Gönül verdikleri, yıllarca sevgiyle sürdürdükleri bisiklet sporunu yaparken, kaza geçiren ve günlerce yataktan çıkamadan tedavi gören, bu uğurda işini, geçimini aksatan bisikletlilerden Taçam Gökbörü, Murat Pehlivanoğlu ve Seyhan Plaka içini YENİDÜZEN’e döktü.
Özelde kendi dertlerini anlatıp, genelde ülkenin sıkıntılarına değinen bisikletseverler, artık yargı yolu ile hakkını arayacağını dile getirdi.
Yaşanan kazaların maddiyattan öteye geçtiğine değinen bisiklet tutkunları, hiçbir suçları olmamasına rağmen mağdur olmaktan bıkmış durumda.
“Sigortalar nasıl olsa masrafları öder denilerek bisikletliler umursanıyor, yaşanalar görmezden geliyor, konu artık maddiyattan çıktı, bizler de varız, var olacağız, canımız parayla ölçülmüyor…” diyen kazazede bisikletliler, artık yaşananları duyarlılıktan öteye, farklı boyutlara taşımaya hazırlanıyor.
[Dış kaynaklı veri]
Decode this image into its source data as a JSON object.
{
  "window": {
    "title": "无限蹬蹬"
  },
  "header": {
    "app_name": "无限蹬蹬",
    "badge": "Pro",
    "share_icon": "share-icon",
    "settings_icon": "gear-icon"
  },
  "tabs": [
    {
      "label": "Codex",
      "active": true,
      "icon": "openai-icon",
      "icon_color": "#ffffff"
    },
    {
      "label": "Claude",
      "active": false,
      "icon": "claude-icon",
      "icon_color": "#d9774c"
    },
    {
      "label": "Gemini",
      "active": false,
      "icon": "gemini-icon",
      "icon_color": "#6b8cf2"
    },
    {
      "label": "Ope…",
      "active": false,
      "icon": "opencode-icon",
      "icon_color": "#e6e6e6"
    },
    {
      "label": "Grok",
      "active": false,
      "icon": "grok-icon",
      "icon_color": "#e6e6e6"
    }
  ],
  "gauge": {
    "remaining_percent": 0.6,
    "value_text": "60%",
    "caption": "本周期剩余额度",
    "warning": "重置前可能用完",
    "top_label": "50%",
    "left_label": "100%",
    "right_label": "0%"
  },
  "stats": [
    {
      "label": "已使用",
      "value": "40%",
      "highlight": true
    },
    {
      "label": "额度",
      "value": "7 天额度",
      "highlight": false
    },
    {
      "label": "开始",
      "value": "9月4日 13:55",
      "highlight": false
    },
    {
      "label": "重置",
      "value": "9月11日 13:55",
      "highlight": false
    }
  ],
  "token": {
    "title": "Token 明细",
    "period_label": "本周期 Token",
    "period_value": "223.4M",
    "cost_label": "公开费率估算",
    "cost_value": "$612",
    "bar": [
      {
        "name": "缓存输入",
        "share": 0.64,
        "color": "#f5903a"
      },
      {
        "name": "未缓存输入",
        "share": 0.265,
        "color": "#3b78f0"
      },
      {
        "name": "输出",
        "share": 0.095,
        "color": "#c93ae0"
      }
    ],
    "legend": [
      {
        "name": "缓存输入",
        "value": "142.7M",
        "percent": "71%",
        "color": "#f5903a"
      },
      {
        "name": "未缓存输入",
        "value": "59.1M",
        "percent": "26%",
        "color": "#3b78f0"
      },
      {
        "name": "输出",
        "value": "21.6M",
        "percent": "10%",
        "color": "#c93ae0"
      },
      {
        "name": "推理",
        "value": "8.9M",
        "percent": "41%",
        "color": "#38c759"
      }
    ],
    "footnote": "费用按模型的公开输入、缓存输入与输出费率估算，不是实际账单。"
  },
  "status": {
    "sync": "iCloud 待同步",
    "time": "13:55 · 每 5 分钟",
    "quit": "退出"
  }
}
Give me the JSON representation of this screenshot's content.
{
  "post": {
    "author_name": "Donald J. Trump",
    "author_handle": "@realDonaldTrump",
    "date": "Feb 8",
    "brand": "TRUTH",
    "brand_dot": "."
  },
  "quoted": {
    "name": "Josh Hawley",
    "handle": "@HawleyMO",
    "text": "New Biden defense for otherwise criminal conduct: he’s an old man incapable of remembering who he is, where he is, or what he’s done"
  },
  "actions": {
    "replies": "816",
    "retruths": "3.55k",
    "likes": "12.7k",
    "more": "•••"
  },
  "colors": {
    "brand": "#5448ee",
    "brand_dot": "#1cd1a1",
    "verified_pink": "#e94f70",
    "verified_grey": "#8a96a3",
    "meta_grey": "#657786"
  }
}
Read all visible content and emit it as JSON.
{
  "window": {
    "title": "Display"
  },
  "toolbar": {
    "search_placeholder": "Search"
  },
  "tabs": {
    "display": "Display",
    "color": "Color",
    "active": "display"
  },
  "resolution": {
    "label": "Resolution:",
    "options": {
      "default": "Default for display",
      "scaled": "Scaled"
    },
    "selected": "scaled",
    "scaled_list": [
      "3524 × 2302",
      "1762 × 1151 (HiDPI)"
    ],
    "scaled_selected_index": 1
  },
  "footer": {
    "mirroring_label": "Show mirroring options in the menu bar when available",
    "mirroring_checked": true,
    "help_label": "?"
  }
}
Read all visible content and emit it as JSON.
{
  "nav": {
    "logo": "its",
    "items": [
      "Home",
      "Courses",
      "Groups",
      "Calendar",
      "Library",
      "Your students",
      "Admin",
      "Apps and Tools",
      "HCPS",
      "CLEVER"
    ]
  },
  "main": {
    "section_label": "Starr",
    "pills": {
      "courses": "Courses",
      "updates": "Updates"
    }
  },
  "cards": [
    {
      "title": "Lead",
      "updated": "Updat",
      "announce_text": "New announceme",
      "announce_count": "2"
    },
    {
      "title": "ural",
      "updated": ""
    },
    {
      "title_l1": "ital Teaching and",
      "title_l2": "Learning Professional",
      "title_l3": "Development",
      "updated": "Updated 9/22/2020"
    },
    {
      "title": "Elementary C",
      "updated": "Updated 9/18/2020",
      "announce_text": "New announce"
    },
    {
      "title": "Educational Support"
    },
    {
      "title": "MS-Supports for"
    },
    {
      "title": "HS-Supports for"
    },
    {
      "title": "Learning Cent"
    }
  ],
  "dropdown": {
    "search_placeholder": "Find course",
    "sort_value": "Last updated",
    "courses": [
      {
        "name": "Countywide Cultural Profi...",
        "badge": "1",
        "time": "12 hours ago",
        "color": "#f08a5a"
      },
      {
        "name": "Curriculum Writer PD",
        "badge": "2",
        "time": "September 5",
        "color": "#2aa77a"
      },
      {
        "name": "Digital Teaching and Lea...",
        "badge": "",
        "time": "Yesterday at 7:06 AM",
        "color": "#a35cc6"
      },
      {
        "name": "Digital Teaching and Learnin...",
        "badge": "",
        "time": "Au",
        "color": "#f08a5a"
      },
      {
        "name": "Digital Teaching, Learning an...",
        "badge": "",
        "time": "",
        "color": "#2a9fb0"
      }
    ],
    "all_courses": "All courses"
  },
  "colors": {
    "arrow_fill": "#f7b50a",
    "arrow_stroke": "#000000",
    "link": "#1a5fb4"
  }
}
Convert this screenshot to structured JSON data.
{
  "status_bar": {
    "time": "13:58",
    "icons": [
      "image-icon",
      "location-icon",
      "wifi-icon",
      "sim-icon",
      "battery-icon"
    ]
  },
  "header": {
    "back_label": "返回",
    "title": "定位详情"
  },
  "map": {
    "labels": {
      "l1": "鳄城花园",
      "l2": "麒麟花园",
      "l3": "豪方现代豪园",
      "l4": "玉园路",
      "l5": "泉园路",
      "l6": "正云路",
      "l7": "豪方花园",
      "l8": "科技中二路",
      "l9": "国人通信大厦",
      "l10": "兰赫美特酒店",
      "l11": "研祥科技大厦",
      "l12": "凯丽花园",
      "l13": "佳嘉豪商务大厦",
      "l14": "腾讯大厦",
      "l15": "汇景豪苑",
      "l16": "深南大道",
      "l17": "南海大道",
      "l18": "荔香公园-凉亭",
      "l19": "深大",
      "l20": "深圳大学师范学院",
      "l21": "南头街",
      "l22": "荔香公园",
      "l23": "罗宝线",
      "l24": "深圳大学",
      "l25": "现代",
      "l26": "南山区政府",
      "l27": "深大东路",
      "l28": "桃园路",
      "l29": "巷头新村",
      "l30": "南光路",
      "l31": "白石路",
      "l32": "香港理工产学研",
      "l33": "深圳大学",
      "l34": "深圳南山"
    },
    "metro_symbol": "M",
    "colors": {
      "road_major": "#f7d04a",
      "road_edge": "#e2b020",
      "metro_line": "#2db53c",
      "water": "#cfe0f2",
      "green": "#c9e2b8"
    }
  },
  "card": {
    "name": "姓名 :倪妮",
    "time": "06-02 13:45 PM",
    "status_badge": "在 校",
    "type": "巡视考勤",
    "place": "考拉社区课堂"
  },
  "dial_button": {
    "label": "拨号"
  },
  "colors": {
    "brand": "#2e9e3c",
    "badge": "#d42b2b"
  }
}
“Yaşamdan bezmiş seviyeye gelen bir travma yaşadım”
Kırk yılı aşkındır adada pedal çeviren, bunu pek çok kişiye aşılayan bisiklet tutkunu Taçam Gökbörü, birçok bisikletlinin başına gelen ve kendisinin de yaşadığı kazadan sonra bu tutkuyu başka bireylere yaymaktan korkar olmuş. Gökbörü, yaşanan her şeye rağmen yine de bisiklet sürmeye ve bunu çevresine yaymaya devam edeceğini dile getiriyor. Başına gelen kazadan önce pek çok sosyal sorumluluk projesi yürüten, gönüllü organizasyonlara destek veren, profesyonel olarak yarışlara hazırlanan ve birçok yarışçıya antrenörlük yapan Gökbörü, hizmet çapının yarı yarıya düştüğünü dile getirdi. Maddi manevi çıkmaza girdiğini kaydeden Gökbörü, “Yaşamdan bezecek seviyeye gelen bir travma yaşadım, hayatım elimden alınmış gibi hissettim” diyerek psikolojik çöküntüye uğradığını anlatıyor.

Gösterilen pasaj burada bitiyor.